CodalSearch this book — or all of Codal…⌘K
nydus/The Count of Monte CristoPublic
Página 911 de 1978
Table of Contents

XLVII. Los grises moteados

—Me habría gustado hacerle el ofrecimiento de estos caballos. Prácticamente se los he regalado, tal y como están; pero, como ya dije antes, estaba deseando deshacerme de ellos a cualquier precio. Solo servían para un joven.

—Le agradezco mucho sus amables intenciones para conmigo —dijo Montecristo—; pero esta mañana compré un par de caballos de carruaje excelente, y no creo que hayan sido caros. Ahí están. Vamos, señor Debray, usted es un connoisseur, según creo, déjeme tener su opinión sobre ellos.
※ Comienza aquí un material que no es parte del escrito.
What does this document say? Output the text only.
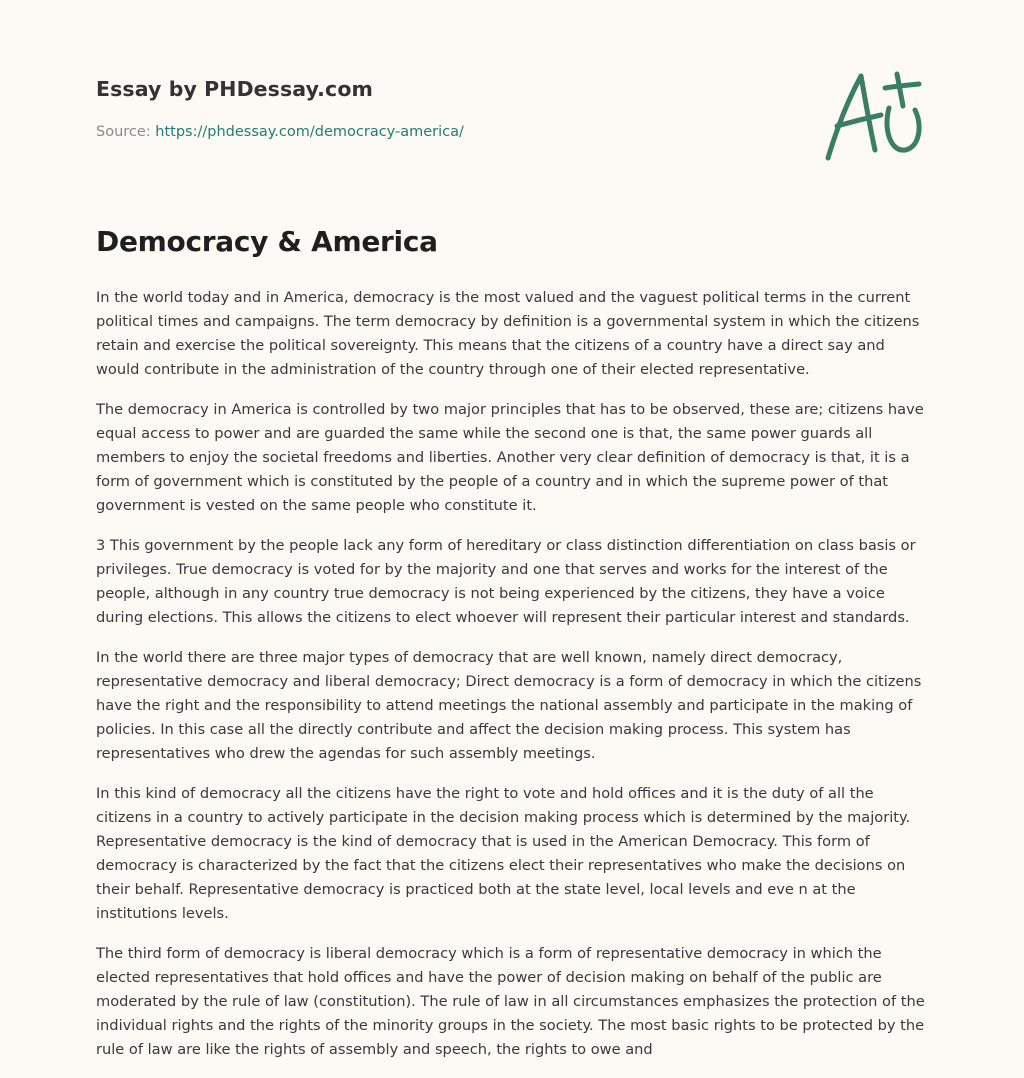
Essay by PHDessay.com
Source: https://phdessay.com/democracy-america/
Democracy & America

In the world today and in America, democracy is the most valued and the vaguest political terms in the current political times and campaigns. The term democracy by definition is a governmental system in which the citizens retain and exercise the political sovereignty. This means that the citizens of a country have a direct say and would contribute in the administration of the country through one of their elected representative.

The democracy in America is controlled by two major principles that has to be observed, these are; citizens have equal access to power and are guarded the same while the second one is that, the same power guards all members to enjoy the societal freedoms and liberties. Another very clear definition of democracy is that, it is a form of government which is constituted by the people of a country and in which the supreme power of that government is vested on the same people who constitute it.

3 This government by the people lack any form of hereditary or class distinction differentiation on class basis or privileges. True democracy is voted for by the majority and one that serves and works for the interest of the people, although in any country true democracy is not being experienced by the citizens, they have a voice during elections. This allows the citizens to elect whoever will represent their particular interest and standards.

In the world there are three major types of democracy that are well known, namely direct democracy, representative democracy and liberal democracy; Direct democracy is a form of democracy in which the citizens have the right and the responsibility to attend meetings the national assembly and participate in the making of policies. In this case all the directly contribute and affect the decision making process. This system has representatives who drew the agendas for such assembly meetings.

In this kind of democracy all the citizens have the right to vote and hold offices and it is the duty of all the citizens in a country to actively participate in the decision making process which is determined by the majority. Representative democracy is the kind of democracy that is used in the American Democracy. This form of democracy is characterized by the fact that the citizens elect their representatives who make the decisions on their behalf. Representative democracy is practiced both at the state level, local levels and eve n at the institutions levels.

The third form of democracy is liberal democracy which is a form of representative democracy in which the elected representatives that hold offices and have the power of decision making on behalf of the public are moderated by the rule of law (constitution). The rule of law in all circumstances emphasizes the protection of the individual rights and the rights of the minority groups in the society. The most basic rights to be protected by the rule of law are like the rights of assembly and speech, the rights to owe and
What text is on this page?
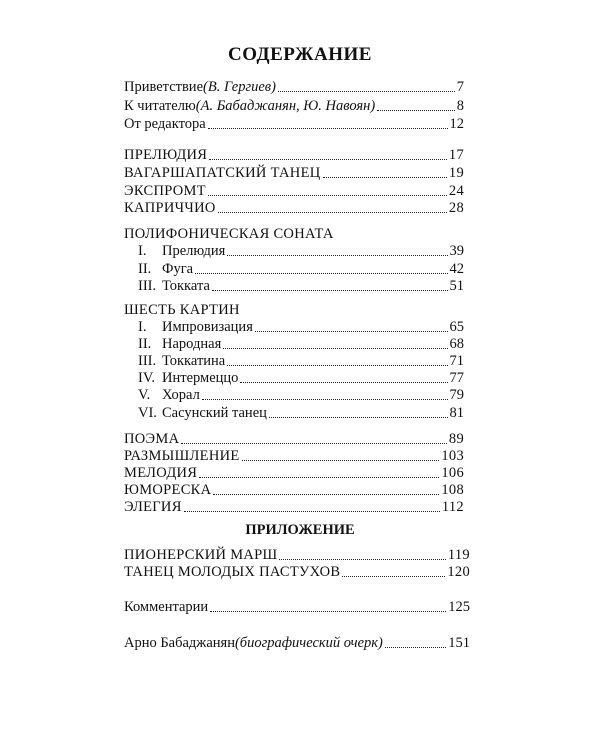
СОДЕРЖАНИЕ
Приветствие (В. Гергиев)	7
К читателю (А. Бабаджанян, Ю. Навоян)	8
От редактора	12
ПРЕЛЮДИЯ	17
ВАГАРШАПАТСКИЙ ТАНЕЦ	19
ЭКСПРОМТ	24
КАПРИЧЧИО	28
ПОЛИФОНИЧЕСКАЯ СОНАТА
I.	Прелюдия	39
II. Фуга	42
III. Токката	51
ШЕСТЬ КАРТИН
I.	Импровизация	65
II. Народная	68
III. Токкатина	71
IV. Интермеццо	77
V. Хорал	79
VI. Сасунский танец	81
ПОЭМА	89
РАЗМЫШЛЕНИЕ	103
МЕЛОДИЯ	106
ЮМОРЕСКА	108
ЭЛЕГИЯ	112
ПРИЛОЖЕНИЕ
ПИОНЕРСКИЙ МАРШ	119
ТАНЕЦ МОЛОДЫХ ПАСТУХОВ	120
Комментарии	125
Арно Бабаджанян (биографический очерк)	151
Mientras Debray se dirigía hacia la ventana, Danglars se acercó a su esposa.

—No se lo pude decir delante de los demás —dijo en voz baja—, el motivo de haberme deshecho de los caballos; pero esta mañana me han ofrecido un precio exorbitante por ellos.

Algún loco o necio, empeñado en arruinarse tan pronto como pueda, mandó en efecto a su mayordomo para comprarlos a cualquier precio; y el caso es que he ganado 16.000 francos con la venta de ellos.

Vamos, no pongas esa cara de enfado, y tendrás 4.000 francos de ese dinero para hacer con ellos lo que quieras, y Eugénie tendrá 2.000.

Vaya, ¿qué piensas ahora del asunto? ¿No hice bien en deshacerme de los caballos?

Madame Danglars miró a su esposo con una mirada de desprecio fulminante.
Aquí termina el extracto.